Tempo de Leitura: 3 minutos

A empatia é uma das características mais valorizadas em interações sociais e profissionais. Entretanto, para pessoas no espectro autista, a maneira como a empatia é expressa pode ser muito diferente da forma tradicionalmente esperada, o que frequentemente leva a julgamentos equivocados e até críticas, como a que ocorreu recentemente com um paciente autista que atendo.

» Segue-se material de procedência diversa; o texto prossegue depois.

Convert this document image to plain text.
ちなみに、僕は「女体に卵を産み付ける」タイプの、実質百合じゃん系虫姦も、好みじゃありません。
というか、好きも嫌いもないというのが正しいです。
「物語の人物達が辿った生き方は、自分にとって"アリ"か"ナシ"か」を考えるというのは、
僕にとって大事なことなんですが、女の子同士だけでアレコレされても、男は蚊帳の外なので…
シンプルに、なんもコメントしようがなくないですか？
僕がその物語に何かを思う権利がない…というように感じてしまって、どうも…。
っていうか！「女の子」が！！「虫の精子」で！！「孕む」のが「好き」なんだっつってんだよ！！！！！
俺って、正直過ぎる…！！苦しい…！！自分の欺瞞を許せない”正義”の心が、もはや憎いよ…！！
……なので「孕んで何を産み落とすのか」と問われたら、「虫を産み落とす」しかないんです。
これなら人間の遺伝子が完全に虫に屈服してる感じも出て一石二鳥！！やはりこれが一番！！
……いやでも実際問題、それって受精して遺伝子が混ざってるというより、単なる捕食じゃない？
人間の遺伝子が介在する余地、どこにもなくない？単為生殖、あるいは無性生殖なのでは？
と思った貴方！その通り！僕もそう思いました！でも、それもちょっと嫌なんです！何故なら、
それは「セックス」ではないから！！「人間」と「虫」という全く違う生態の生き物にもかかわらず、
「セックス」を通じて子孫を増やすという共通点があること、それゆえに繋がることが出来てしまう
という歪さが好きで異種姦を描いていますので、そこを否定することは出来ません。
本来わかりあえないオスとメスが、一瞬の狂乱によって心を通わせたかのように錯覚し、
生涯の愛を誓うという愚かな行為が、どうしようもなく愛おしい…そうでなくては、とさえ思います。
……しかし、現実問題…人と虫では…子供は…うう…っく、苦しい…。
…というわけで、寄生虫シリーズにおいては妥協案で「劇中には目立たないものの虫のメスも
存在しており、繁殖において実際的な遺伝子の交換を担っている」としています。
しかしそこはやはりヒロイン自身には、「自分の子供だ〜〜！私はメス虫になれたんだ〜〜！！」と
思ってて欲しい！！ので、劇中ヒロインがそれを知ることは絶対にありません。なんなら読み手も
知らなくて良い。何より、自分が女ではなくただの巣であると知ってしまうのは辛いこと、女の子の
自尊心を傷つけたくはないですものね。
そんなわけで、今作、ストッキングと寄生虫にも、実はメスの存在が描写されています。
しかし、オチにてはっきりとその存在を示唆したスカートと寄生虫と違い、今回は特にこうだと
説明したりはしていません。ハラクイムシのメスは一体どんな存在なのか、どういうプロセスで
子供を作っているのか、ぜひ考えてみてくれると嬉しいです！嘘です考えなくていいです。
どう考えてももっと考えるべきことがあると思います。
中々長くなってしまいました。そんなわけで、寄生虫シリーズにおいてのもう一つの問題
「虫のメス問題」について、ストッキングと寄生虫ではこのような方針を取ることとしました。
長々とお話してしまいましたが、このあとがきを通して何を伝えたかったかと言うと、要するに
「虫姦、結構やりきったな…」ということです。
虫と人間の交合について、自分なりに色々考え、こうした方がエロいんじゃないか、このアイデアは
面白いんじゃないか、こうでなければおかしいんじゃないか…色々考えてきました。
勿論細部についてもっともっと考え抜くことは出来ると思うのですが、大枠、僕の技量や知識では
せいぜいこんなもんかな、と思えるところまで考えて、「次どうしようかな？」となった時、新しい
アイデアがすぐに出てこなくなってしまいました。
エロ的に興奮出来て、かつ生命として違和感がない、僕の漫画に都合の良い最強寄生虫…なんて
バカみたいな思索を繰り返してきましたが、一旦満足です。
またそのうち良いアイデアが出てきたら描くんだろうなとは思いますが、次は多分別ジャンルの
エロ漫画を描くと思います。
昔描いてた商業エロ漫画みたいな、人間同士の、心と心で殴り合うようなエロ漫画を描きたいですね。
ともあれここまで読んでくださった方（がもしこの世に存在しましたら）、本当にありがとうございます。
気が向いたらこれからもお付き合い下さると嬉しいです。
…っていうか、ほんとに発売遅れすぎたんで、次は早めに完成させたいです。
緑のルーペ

Ele relatou que seu chefe lhe disse que “não tem empatia”, o que lhe causou profunda frustração. Este texto busca desmistificar a ideia de que pessoas autistas não têm empatia e explicar como essas diferenças se manifestam, especialmente em comparação com transtornos de personalidade.

Empatia no autismo

Para compreender a empatia no espectro autista, é importante diferenciar dois aspectos principais: a empatia cognitiva, que se refere à capacidade de entender o que outra pessoa está sentindo, e a empatia emocional, que envolve sentir junto com a outra pessoa. No autismo, a empatia cognitiva costuma ser mais desafiadora, pois há dificuldade em interpretar sinais sociais, como expressões faciais, tom de voz e gestos. Essas dificuldades podem fazer com que a pessoa autista tenha problemas em perceber emoções alheias de maneira automática, como geralmente é esperado em interações sociais.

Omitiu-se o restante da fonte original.